My research has focused on behavioural ecology and social dynamics of banded mongooses in Uganda. With a focus on demography, and understanding factors affecting survival and distribution of reproductive success, alongside impacts of human waste food availability on spatial use and behaviour, I have an appreciation of within species (and group) behaviour and ecology, and interactions with environment and other species. I also have some experience with chimpanzee social ecology from Uganda. My research on grey mouse lemurs in Madagascar was similarly concerned with social dynamics, and the costs and benefits of sociality (communal creching). In addition, in Madagascar, I studied the behavioural ecology of social spitting spiders. In South Africa, I conducted stress physiology research on a diversity of African ungulates, to better understand how capture (for transport/conservation intervention) experience impacts individual animals. Combined, I have an overview of mammal dynamics within and across a diversity of ecosystems, and an insight into the behaviour, physiology, and ecology of species. Biodiversity depends upon ecological interactions, and effective biodiversity conservation depends upon understanding the dynamics of species within ecosystems, and their interactions and interdependencies.

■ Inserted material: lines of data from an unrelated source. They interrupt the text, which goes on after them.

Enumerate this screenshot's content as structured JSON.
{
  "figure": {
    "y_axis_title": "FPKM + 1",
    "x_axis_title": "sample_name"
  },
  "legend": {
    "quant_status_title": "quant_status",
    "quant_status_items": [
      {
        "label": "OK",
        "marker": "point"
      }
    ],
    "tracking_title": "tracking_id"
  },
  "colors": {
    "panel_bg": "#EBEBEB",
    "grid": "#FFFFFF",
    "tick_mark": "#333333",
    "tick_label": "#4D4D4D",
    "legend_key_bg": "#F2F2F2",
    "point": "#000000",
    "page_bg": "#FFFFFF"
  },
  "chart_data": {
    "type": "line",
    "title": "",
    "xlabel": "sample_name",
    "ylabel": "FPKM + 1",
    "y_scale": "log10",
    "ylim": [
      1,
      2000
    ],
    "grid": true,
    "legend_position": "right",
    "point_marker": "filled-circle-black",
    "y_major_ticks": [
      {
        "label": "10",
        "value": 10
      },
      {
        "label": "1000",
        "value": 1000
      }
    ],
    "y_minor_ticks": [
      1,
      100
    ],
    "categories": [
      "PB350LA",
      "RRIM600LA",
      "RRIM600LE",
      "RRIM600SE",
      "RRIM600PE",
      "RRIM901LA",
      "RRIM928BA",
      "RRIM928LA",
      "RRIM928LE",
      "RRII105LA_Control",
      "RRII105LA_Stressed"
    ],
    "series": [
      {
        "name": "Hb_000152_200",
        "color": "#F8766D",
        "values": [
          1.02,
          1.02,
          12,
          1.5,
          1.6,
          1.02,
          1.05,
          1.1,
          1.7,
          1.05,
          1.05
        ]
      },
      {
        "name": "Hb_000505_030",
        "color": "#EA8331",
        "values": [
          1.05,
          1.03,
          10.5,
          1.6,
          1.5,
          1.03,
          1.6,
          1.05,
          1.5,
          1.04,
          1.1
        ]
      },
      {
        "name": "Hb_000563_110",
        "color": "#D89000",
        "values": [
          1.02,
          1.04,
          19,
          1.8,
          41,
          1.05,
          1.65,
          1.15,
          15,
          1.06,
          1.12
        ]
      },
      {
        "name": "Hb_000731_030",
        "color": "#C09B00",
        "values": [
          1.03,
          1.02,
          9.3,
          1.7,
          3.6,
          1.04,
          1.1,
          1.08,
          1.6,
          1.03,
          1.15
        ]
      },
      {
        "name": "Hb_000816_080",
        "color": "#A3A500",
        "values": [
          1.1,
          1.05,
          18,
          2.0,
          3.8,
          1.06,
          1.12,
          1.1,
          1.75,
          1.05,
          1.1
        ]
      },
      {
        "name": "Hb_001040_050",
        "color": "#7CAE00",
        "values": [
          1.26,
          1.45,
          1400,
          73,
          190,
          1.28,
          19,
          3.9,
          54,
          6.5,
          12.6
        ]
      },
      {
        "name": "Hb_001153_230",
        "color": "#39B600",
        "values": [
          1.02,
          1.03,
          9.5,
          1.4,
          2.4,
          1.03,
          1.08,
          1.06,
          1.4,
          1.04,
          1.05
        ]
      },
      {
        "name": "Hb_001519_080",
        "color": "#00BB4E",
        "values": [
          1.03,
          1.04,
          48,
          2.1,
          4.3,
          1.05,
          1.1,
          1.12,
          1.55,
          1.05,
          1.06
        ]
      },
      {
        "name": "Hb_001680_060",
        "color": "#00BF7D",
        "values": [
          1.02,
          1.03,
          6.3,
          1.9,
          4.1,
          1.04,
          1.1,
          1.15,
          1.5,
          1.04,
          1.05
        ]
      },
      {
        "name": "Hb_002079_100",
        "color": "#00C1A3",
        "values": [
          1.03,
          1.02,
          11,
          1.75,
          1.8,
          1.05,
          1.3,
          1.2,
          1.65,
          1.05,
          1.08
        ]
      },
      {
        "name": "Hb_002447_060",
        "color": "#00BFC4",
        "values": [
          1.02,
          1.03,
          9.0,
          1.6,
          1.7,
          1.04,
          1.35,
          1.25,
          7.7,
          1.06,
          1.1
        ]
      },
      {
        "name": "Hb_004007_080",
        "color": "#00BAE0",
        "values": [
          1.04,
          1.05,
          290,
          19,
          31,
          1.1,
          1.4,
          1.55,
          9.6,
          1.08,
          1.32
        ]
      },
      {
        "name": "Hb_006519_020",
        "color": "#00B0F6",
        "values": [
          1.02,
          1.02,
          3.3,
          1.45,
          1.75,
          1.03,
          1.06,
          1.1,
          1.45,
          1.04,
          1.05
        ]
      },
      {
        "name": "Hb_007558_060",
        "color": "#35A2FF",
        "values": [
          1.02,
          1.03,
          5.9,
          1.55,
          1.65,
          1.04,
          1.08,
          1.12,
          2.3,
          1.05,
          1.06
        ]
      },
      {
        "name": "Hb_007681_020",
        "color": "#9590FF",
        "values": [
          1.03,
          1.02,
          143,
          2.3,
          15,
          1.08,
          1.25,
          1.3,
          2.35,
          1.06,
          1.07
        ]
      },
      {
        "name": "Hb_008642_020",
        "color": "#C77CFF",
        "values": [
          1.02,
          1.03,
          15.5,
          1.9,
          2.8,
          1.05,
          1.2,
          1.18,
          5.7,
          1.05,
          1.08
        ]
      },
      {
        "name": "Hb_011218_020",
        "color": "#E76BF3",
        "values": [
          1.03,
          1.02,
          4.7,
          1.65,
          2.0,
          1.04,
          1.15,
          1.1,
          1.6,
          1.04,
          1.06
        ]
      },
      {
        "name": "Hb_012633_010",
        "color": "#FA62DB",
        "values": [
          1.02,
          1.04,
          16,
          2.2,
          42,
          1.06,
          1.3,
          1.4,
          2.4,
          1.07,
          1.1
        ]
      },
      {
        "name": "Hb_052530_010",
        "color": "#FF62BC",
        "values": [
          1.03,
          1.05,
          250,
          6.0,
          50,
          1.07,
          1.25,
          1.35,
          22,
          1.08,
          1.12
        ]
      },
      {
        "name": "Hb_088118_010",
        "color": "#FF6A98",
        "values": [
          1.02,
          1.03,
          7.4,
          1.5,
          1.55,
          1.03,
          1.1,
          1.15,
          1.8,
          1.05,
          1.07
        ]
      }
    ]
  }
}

The influence of people on ecosystems and the species that inhabit them is pervasive. Some species are impacted directly, others indirectly, with some areas/habitats more heavily influenced by people than others. The response of individual species is determined by the human influence (threat?) and the ecology (natural history) of the species present. In Uganda, I observed the direct influence of poor waste disposal on the natural ecology of species (in particular the banded mongoose). Movements, interactions, and behaviour were influenced by the attraction of ‘free’ food at waste disposal sites. Where animals become habituated to humans by the presence of food, human-wildlife conflicts tend to arise. In Madagascar, deforestation and resource extraction are very direct threats to species survival, e.g. lemurs, some species of which are highly restricted. If we remove habitat, we remove the species that live in and depend upon those habitats. As habitats decline, populations reduce and become more vulnerable to the negative influences of disease, demographic and genetics. Biodiversity ultimately provides livelihoods for people. When we lose the forest, we lost its value, in terms of renewable resource extraction, ecotourism potential, and increase risk of zoonotic disease transfer between human and wildlife populations. Like or dislike it, in South Africa, the large mammal community has value via trophy hunting. Much wild land, that would otherwise be devoted to traditional or intensive agriculture, is given to ‘wildlife ranching’, and therefore supports managed communities of large mammals. Given the fencing of such areas, large mammals need to be actively captured and translocated, to enable colonisation of new sites, and to refresh gene pools. Capture and translocation has direct impacts on the individual animals, and to the source and target populations, and ultimately, influences human values and management of the land, for trophy, meat (biltong), and tourism. As an industry, the implications of wildlife management for human economic and welfare are particularly complex and emotive here.